Evidence for fasting induced extra-adrenal steroidogenesis in the male brown anole, Anolis sagrei
The Eagle Biosciences DHEA ELISA was used in a recent study testing if fasting could induce adrenal tissues to produce glucocorticoids (GCs) and dehydroepiandrosterone (DHEA) to coordinate different physiological processes.

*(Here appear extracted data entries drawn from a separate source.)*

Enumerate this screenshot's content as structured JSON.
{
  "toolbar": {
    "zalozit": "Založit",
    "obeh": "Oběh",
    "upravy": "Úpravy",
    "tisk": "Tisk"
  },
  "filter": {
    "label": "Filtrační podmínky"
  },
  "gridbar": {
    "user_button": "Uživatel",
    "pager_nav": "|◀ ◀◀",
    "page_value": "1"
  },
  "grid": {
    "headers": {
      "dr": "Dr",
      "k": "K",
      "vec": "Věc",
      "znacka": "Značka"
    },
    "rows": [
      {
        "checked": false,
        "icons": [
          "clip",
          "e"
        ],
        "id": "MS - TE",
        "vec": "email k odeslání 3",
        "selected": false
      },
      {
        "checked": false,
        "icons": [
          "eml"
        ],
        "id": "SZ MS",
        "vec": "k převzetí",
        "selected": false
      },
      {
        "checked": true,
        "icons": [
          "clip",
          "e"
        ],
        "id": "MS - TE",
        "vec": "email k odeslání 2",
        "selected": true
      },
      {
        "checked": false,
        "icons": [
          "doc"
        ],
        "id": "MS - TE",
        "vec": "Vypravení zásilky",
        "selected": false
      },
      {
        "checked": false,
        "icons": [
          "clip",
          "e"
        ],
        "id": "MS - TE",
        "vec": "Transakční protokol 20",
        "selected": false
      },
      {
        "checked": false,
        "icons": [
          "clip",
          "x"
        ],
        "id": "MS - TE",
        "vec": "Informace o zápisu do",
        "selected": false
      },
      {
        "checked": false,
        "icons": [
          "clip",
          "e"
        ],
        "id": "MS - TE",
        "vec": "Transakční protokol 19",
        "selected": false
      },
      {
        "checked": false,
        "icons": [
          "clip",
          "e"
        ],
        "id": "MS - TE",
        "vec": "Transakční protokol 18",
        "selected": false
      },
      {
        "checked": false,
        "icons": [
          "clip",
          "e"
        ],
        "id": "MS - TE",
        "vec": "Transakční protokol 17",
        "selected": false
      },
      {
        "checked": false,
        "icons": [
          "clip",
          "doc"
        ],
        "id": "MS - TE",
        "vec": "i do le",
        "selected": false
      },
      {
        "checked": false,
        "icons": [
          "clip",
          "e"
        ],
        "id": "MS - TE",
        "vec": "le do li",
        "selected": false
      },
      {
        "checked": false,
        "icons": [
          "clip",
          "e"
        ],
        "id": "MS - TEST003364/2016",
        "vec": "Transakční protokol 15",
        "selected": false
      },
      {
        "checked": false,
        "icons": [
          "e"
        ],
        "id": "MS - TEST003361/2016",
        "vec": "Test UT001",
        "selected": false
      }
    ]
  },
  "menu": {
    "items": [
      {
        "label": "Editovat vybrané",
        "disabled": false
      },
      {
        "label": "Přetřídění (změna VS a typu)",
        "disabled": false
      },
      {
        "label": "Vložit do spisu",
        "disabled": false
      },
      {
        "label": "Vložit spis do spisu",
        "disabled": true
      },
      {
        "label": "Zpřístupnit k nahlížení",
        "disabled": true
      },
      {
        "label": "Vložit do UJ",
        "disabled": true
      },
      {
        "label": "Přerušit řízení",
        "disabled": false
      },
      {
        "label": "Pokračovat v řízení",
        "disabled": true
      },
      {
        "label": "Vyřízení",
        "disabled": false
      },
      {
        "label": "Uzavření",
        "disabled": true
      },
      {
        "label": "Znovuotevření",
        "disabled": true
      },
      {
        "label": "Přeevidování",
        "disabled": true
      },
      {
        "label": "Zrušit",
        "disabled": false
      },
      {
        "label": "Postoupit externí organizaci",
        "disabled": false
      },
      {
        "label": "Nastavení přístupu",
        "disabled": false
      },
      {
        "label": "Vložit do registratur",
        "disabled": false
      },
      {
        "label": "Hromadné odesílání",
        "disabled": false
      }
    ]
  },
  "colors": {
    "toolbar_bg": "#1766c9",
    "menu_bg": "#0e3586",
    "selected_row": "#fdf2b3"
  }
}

Glucocorticoids (GCs) and dehydroepiandrosterone (DHEA) are steroids secreted by the adrenal glands into circulation to effect distant target tissues and coordinate physiological processes. This classic systemic view of steroids has been challenged by evidence that other tissues can independently synthesize their own steroids. Little is known however regarding circumstances that can promote this extra-adrenal steroidogenesis. Here we tested if fasting can induce tissues to increase GC and DHEA synthesis in the brown anole lizard Anolis sagrei. Lizards fasted for eight days lost body mass and increased fatty acid oxidation. Fasting also increased plasma concentrations of DHEA and corticosterone, but not cortisol. Corticosterone concentration within the adrenals, heart, intestines, lungs and liver exceeded that in plasma, with the latter two increasing with fasting. Levels of DHEA in the adrenals and heart were higher than in plasma, but no significant effect of fasting was observed, expect for a noticeable increase in intestinal DHEA. Two steroidogenic genes, the steroidogenic acute regulatory (Star) protein and Cyp17a1, a cytochrome P450 enzyme, were expressed in several tissues including the liver, lungs and intestines, which were increased with fasting. Continued research should aim to test for expression of additional enzymes further along the steroidogenic pathway. Nonetheless these data document potential extra-adrenal steroidogenesis as a possible mechanism for coping with energy shortages, although much work remains to be done to determine the specific roles of locally synthesized steroids in each tissue.